Matthew Henry comments that these described good works imply three things:
1.   Self-denial and contempt of the world.  The things of the world are no further good things except what we are enabled to do good with them. 
2.   Love to our brethren.  This is the second great commandment.  We must give proof to this love by our readiness to do good and to communicate.  “Good wishes are but mockeries without good works.
3.   A believing regard to Jesus Christ.  What is done is done out of a love for Him and is for His blessing and revelation.

Christ makes the best use of our infirmities, our pain, our suffering.  He used His own to save the world.  If we are willing to give him ours, he will use them to make us stronger and closer to Him.  Just so, He will make the best use of our services.  Not a single cup of cold water given to someone who thirst is wasted.  Christ will make the best use of it.  Jesus says in Mark 9:40-41, “for whoever is not against us is for us.  Truly I tell you, anyone who gives you a cup of water in my name because you belong to the Messiah will certainly not lose their reward.”  Here Jesus is saying that whoever shows benevolence associated with Him is useful.  No effort is wasted.

Back to our original question, when you look at other people, do you see Christ?  Is your heart willing to see Christ WITHIN YOURSELF when you see “other people”?  Do you see Him through you giving when someone asks?  Or even if they don’t ask?  I am not Christ, but Christ is here with me.  Will I allow Him to provide for the needs of others?  If so, it will be miraculous.  It will be blessed by God and it will reveal the glory of God.  Even if that glory is only in my changed heart and purpose and for me to see.

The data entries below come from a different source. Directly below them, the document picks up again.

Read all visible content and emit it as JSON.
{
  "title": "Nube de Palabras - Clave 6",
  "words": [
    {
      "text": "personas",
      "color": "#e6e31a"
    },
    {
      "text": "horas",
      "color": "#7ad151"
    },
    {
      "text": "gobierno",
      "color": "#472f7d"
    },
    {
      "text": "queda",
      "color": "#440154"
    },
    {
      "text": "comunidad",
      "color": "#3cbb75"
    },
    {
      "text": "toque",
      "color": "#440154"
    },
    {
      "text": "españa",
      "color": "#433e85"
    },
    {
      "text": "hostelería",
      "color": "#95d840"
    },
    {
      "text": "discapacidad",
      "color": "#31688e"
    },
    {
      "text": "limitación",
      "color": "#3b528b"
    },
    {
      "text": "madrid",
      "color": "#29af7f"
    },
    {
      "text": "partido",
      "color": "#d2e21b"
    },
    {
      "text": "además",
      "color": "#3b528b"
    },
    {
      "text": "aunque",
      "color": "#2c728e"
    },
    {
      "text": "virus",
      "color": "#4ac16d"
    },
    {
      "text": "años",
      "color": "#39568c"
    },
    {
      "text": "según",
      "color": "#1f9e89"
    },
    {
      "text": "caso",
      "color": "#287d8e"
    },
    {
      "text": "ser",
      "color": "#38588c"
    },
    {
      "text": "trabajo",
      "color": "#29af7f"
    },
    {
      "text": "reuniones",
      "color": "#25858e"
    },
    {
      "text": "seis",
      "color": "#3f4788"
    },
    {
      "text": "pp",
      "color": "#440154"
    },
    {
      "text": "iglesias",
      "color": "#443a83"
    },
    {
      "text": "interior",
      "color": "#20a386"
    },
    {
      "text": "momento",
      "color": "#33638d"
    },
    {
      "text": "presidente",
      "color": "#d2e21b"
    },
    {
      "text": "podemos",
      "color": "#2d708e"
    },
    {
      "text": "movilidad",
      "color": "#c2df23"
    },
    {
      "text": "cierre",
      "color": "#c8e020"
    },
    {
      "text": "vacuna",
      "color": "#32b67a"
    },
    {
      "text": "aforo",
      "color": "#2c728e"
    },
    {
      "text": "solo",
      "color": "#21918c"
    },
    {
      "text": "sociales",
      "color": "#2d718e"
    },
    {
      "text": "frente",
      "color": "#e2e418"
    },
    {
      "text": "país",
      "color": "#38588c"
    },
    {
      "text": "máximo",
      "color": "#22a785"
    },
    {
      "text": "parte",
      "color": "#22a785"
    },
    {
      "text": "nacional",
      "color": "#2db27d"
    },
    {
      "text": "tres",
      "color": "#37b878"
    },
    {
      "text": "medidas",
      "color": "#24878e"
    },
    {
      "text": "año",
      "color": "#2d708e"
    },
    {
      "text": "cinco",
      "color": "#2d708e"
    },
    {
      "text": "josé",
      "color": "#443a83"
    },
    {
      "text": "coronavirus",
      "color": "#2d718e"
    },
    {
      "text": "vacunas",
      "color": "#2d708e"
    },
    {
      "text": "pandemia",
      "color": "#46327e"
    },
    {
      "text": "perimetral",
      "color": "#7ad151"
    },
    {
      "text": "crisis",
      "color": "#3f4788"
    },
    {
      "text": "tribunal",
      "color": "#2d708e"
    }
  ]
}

Is my heart willing to see Christ perform a miracle of provision to fulfill His call to me to provide for others?  Is my heart willing to say “I cannot, but believe that Christ can and will”?  When I hear His call, do I count my inventory and resources before turning to Christ and saying “I’m not enough”, or do I immediately declare to Him that if He isn’t making a way there isn’t a way?  Am I confident through His Word and my own experience that He will make a way?  I should be.  If I am not, I am having a faith battle.

When I see others, am I willing to see the revelation of Christ?  Sure, it’s just a bum wanting two dollars.  Or is it a brother or sister of Christ (“My brethren”) asking for the revelation of Christ from a fellow sinner who, through Christ within, will serve him by fulfilling his physical need through the miraculous provision of God the Father?  Our belief in Him is the revelation of Christ.

When you look at “other people”, what do you see?